Salvador da Bahia hat ein  feucht-heisses, tropisches Klima und liegt gute zweitausend Kilometer vom Äquator entfernt. Dies hat fatale Konsequenzen für seine Gebäude und Straßen. Wenn man mit dem Auto oder Motorrad durch die Stadt fährt,  kann man den schleichenden Verfall der einst schönen Fassaden und den heldenhaften, aber vergeblichen Kampf dagegen gut beobachten.

Erst vor ein paar Jahren haben Staat und Stadt in einer  gemeinsamen Anstrengung die Gebäude der historischen Altstadt Pelourinho aufwendig restauriert.  Nun, nach einer kurzen Zeit des wieder erleuchteten Glanzes, bröckelt schon wieder der Putz, Schimmel kriecht auf leisen Sohlen über die schattigen Stellen und überzieht sie mit seltsamen, oft verwirrend schönen Mustern.
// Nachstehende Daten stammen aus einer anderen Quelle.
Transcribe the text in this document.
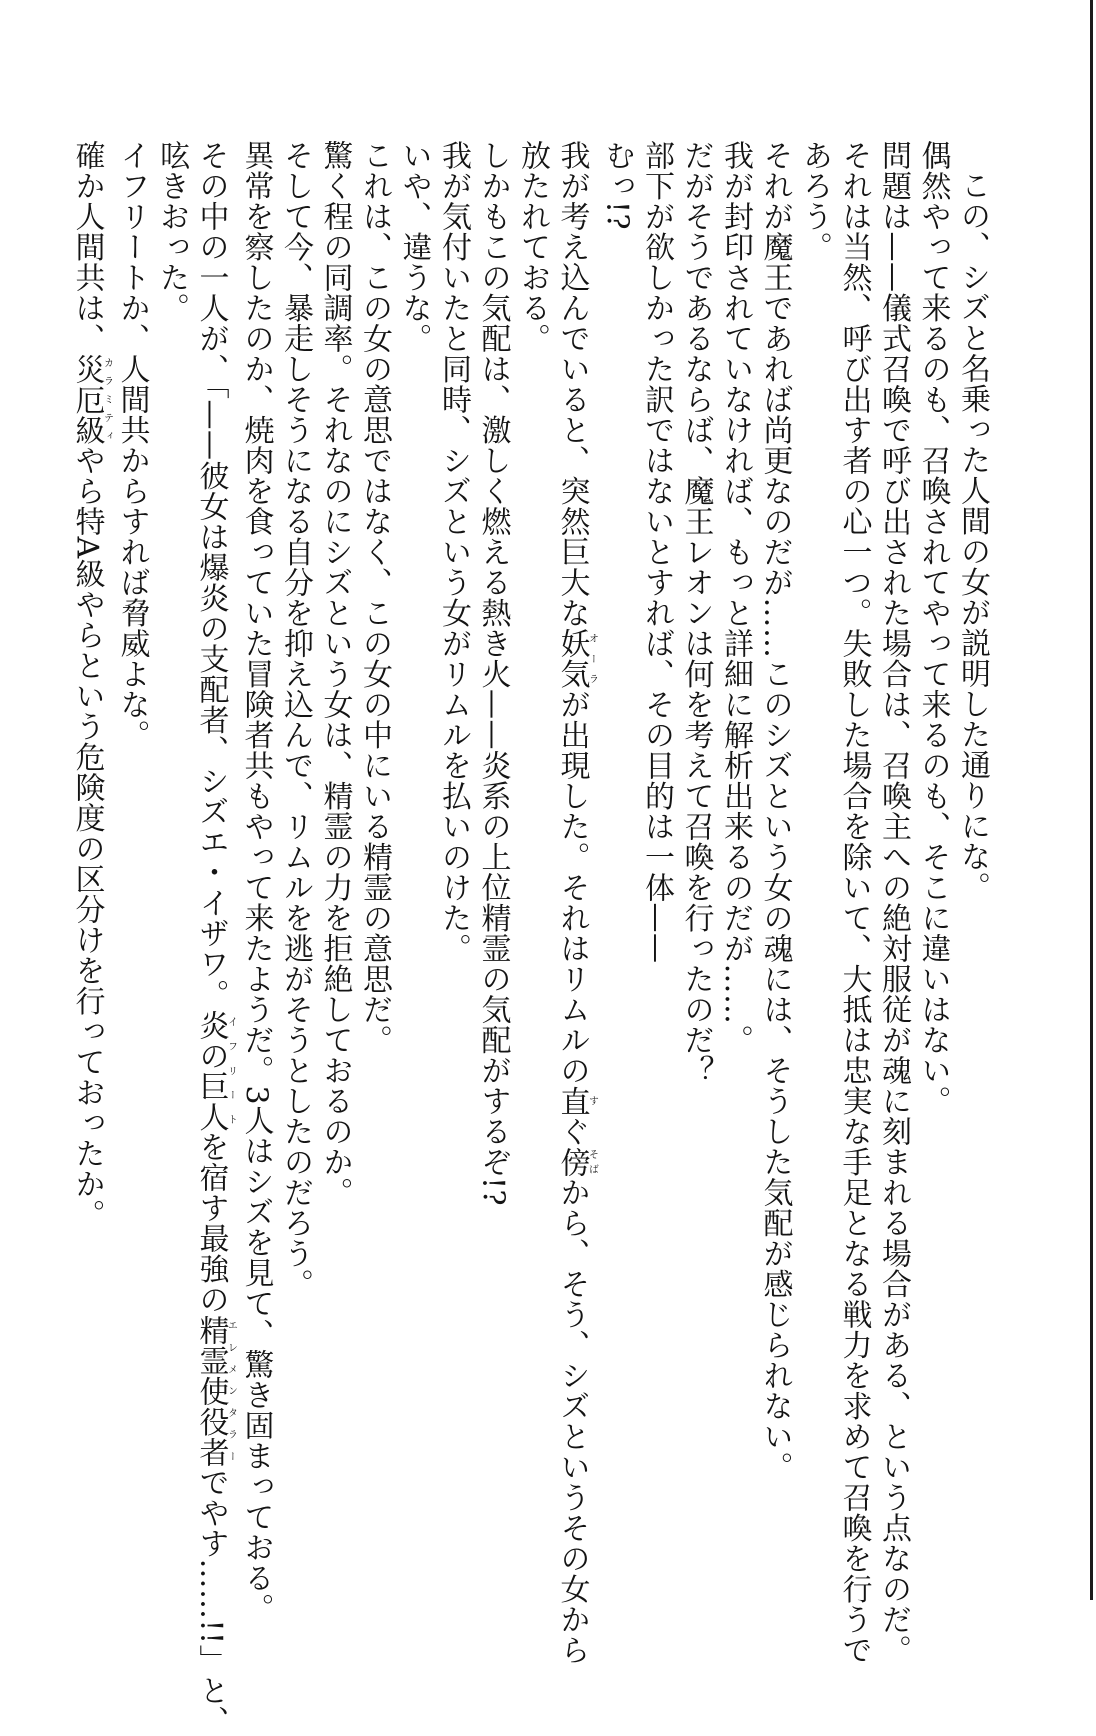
この、シズと名乗った人間の女が説明した通りにな。
偶然やって来るのも、召喚されてやって来るのも、そこに違いはない。
問題は——儀式召喚で呼び出された場合は、召喚主への絶対服従が魂に刻まれる場合がある、という点なのだ。
それは当然、呼び出す者の心一つ。失敗した場合を除いて、大抵は忠実な手足となる戦力を求めて召喚を行うで
あろう。
それが魔王であれば尚更なのだが……このシズという女の魂には、そうした気配が感じられない。
我が封印されていなければ、もっと詳細に解析出来るのだが……。
だがそうであるならば、魔王レオンは何を考えて召喚を行ったのだ？
部下が欲しかった訳ではないとすれば、その目的は一体——
むっ!?
我が考え込んでいると、突然巨大な妖気オーラが出現した。それはリムルの直すぐ傍そばから、そう、シズというその女から
放たれておる。
しかもこの気配は、激しく燃える熱き火——炎系の上位精霊の気配がするぞ!?
我が気付いたと同時、シズという女がリムルを払いのけた。
いや、違うな。
これは、この女の意思ではなく、この女の中にいる精霊の意思だ。
驚く程の同調率。それなのにシズという女は、精霊の力を拒絶しておるのか。
そして今、暴走しそうになる自分を抑え込んで、リムルを逃がそうとしたのだろう。
異常を察したのか、焼肉を食っていた冒険者共もやって来たようだ。3人はシズを見て、驚き固まっておる。
その中の一人が、「——彼女は爆炎の支配者、シズエ・イザワ。炎の巨人イフリートを宿す最強の精霊使役者エレメンタラーでやす……!!」と、
呟きおった。
イフリートか、人間共からすれば脅威よな。
確か人間共は、災厄級カラミティやら特A級やらという危険度の区分けを行っておったか。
Sorria você está na Bahia!

Setz ein Lachen auf – du bist in Bahia!

– Volksmund

Ein Freund machte mir den Vorschlag, in einige historische Viertel der Stadt zu fahren – denn es gibt noch etliche weitere neben dem bekannten Pelourinho – und ihre Türen, Fenster und Fassaden zu fotografieren.
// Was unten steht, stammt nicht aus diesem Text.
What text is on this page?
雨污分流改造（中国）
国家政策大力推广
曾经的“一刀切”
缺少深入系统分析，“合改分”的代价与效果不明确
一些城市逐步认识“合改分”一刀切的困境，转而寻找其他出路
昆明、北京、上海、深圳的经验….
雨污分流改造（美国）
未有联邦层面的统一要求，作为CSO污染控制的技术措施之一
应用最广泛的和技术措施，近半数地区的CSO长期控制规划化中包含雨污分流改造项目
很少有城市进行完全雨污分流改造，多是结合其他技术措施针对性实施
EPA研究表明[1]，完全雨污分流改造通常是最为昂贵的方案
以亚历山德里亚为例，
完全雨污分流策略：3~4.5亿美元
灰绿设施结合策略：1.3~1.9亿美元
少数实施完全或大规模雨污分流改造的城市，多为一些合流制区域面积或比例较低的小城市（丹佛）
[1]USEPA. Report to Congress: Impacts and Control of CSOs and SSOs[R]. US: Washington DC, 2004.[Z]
Die Spazierfahrten, die sich über einen Zeitraum von mehreren Wochen erstreckten, waren Ausflüge in eine auch für mich fremde Welt. Zum Beispiel Barbalho, einst ein bürgerliches Viertel, direkt hinter dem touristischen Santo Antônio gelegen. Während dort die meisten Zuckerbäcker­fassaden aus dem frühen 20. Jahrhundert liebevoll aufgepäppelt und gepflegt werden, sind viele Häuser in Barbalho offensichtlich dem Verfall preisgegeben. Die stuckverzierten, herrschaftlichen Fassaden sinken in sich zusammen, als wären sie müde von dem Gewicht ihrer Zeit. Türen hängen schief in den Angeln, ganze Wände sind eingestürzt und geben den Blick auf offene Wohnungen frei, in denen immer noch Menschen leben. Trotzdem scheinen die meisten Bewohner hier guter Dinge. Jeder kennt jeden, und Nachbarschaftshilfe ist im Gegensatz zu vielen moderneren Vierteln kein Fremdwort. Es gibt alte und kleine Läden, Handwerksbetriebe und skurrile Bars. Überall, wo sich ein bisschen Grün einnistet, wuchern die Pflanzen und erobern sich ihr verlorenes Terrain zurück.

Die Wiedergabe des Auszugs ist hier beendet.